Depuis septembre 2024, la Suisse a mis en place une législation interdisant les démarchages téléphoniques à froid par les courtiers en assurance maladie. Cette mesure vise à protéger les assurés des sollicitations non désirées et parfois trompeuses.
Pourtant, un an après l’entrée en vigueur de cette loi, les appels indésirables se multiplient encore. L’Autorité de surveillance des marchés financiers (Finma) a même reçu plus de 300 signalements liés à des pratiques illégales.
Une interdiction claire, mais une mise en œuvre complexe
L’interdiction du démarchage à froid, entrée en vigueur le 1er septembre 2024, visait à protéger les assurés contre les sollicitations intempestives. Selon cette législation, les courtiers ne sont plus autorisés à contacter directement des assurés qui ne sont pas clients de la caisse maladie ou qui ne l’ont plus été depuis plus de trois ans. Cette mesure s’applique tant aux assurances de base, supervisées par l’Office fédéral de la santé publique, qu’aux assurances complémentaires, surveillées par l’Autorité de surveillance des marchés financiers (Finma).
Cependant, un an après l’instauration de cette loi, les démarchages à froid sont loin d’avoir cessé. L’Autorité de surveillance des marchés financiers a enregistré 335 signalements en 13 mois, selon Blick, ce qui témoigne de l’ampleur du problème. En effet, les courtiers continuent de prospecter, incitant des assurés à changer de caisse maladie, souvent en offrant des avantages tels que des abonnements à des salles de sport ou des remboursements de soins alternatifs. Ces pratiques persistent en grande partie en raison des commissions élevées que perçoivent les courtiers pour chaque souscription de contrat. Selon certaines estimations, les commissions peuvent atteindre plusieurs milliers de francs par client.
Les sanctions pour ces pratiques illégales sont sévères. Les assurances et les intermédiaires indépendants risquent des amendes allant jusqu’à 100 000 francs, et la Finma peut ordonner la suspension des démarchages et retirer l’autorisation d’exercice des courtiers fautifs. Malgré cela, l’effet dissuasif reste limité. En partie à cause des difficultés rencontrées par les autorités pour prouver les infractions, notamment lorsque les centres d’appel impliqués sont situés à l’étranger. Les investigations, coûteuses et longues, rendent la mise en œuvre de la loi complexe.
Les défis d’une régulation efficace face à des abus complexes
L’un des principaux défis rencontrés par les autorités suisses dans l’application de la législation réside dans la complexité des abus. En effet, la Finma déclare que ces pratiques sont souvent multiformes et comprennent plusieurs niveaux d’intervention. Par exemple, les centres d’appel utilisés pour ces démarches peuvent se trouver à l’étranger, rendant difficile leur identification et leur poursuite en Suisse. Les appels proviennent parfois de pays où les régulations en matière de protection des consommateurs sont moins strictes, ce qui complique l’action des autorités suisses.
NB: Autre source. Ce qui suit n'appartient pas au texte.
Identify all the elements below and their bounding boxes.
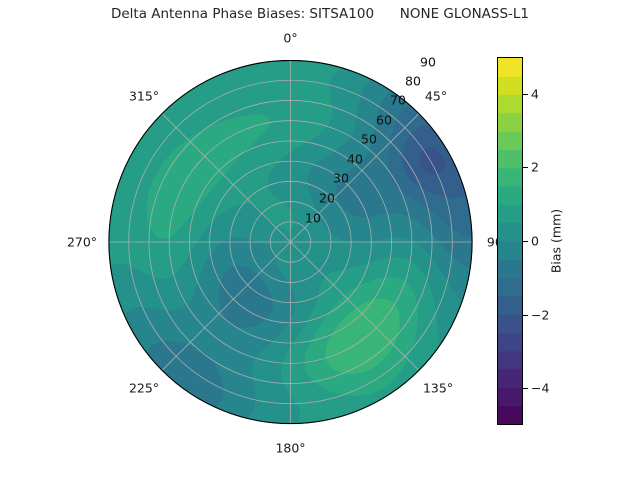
page-title: Delta Antenna Phase Biases: SITSA100 NON…: [0, 6, 640, 22]
colorbar-axis-label: Bias (mm): [549, 209, 564, 273]
colorbar-tick-label: 0: [531, 234, 539, 249]
angular-tick-label-180: 180°: [275, 441, 305, 456]
colorbar-tick-mark: [523, 388, 528, 389]
polar-plot: 0°45°90°135°180°225°270°315° 10203040506…: [108, 60, 473, 425]
radial-tick-label-30: 30: [333, 171, 349, 186]
colorbar-tick-mark: [523, 94, 528, 95]
angular-tick-label-225: 225°: [129, 381, 159, 396]
radial-tick-label-80: 80: [405, 74, 421, 89]
colorbar-tick-label: 4: [531, 86, 539, 101]
colorbar-tick-mark: [523, 315, 528, 316]
colorbar-tick-label: 2: [531, 160, 539, 175]
colorbar-tick-mark: [523, 241, 528, 242]
radial-tick-label-40: 40: [347, 152, 363, 167]
radial-tick-label-90: 90: [420, 55, 436, 70]
radial-tick-label-50: 50: [361, 132, 377, 147]
angular-tick-label-135: 135°: [423, 381, 453, 396]
figure-canvas: Delta Antenna Phase Biases: SITSA100 NON…: [0, 0, 640, 480]
radial-tick-label-70: 70: [390, 93, 406, 108]
colorbar-tick-label: −4: [531, 381, 549, 396]
radial-tick-label-20: 20: [319, 191, 335, 206]
angular-tick-label-315: 315°: [129, 89, 159, 104]
colorbar: 420−2−4: [497, 57, 523, 425]
radial-tick-label-60: 60: [376, 113, 392, 128]
colorbar-tick-mark: [523, 167, 528, 168]
angular-tick-label-45: 45°: [425, 89, 447, 104]
colorbar-tick-label: −2: [531, 307, 549, 322]
radial-tick-label-10: 10: [305, 211, 321, 226]
angular-tick-label-270: 270°: [67, 235, 97, 250]
polar-heatmap-canvas: [108, 60, 473, 425]
angular-tick-label-0: 0°: [283, 31, 297, 46]
colorbar-gradient: [497, 57, 523, 425]
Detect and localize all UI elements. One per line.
Cette situation est d’autant plus problématique que la Finma, bien qu’actuellement engagée dans des efforts de sensibilisation auprès des caisses maladie, se heurte à des ressources limitées pour traiter l’ensemble des cas signalés. Le volume élevé des plaintes et la nature des investigations requises rendent la tâche difficile. En conséquence, de nombreux assurés continuent de recevoir des appels non sollicités, malgré les mesures légales en place pour les protéger. Ursula Keel, porte-parole de la Finma, souligne également que ces pratiques sont parfois « complexes et comportent plusieurs niveaux », ce qui rend la détection et l’action contre ces abus particulièrement ardues.
Un autre obstacle majeur est la volonté de certains courtiers de contourner la législation. En raison des commissions juteuses qu’ils perçoivent, certains continuent de mener des actions commerciales agressives, malgré les risques de sanctions. La pression financière qui pousse à la persistance de ces démarches illégales semble donc difficile à éradiquer, d’autant que l’application des sanctions prend du temps et reste parfois inefficace.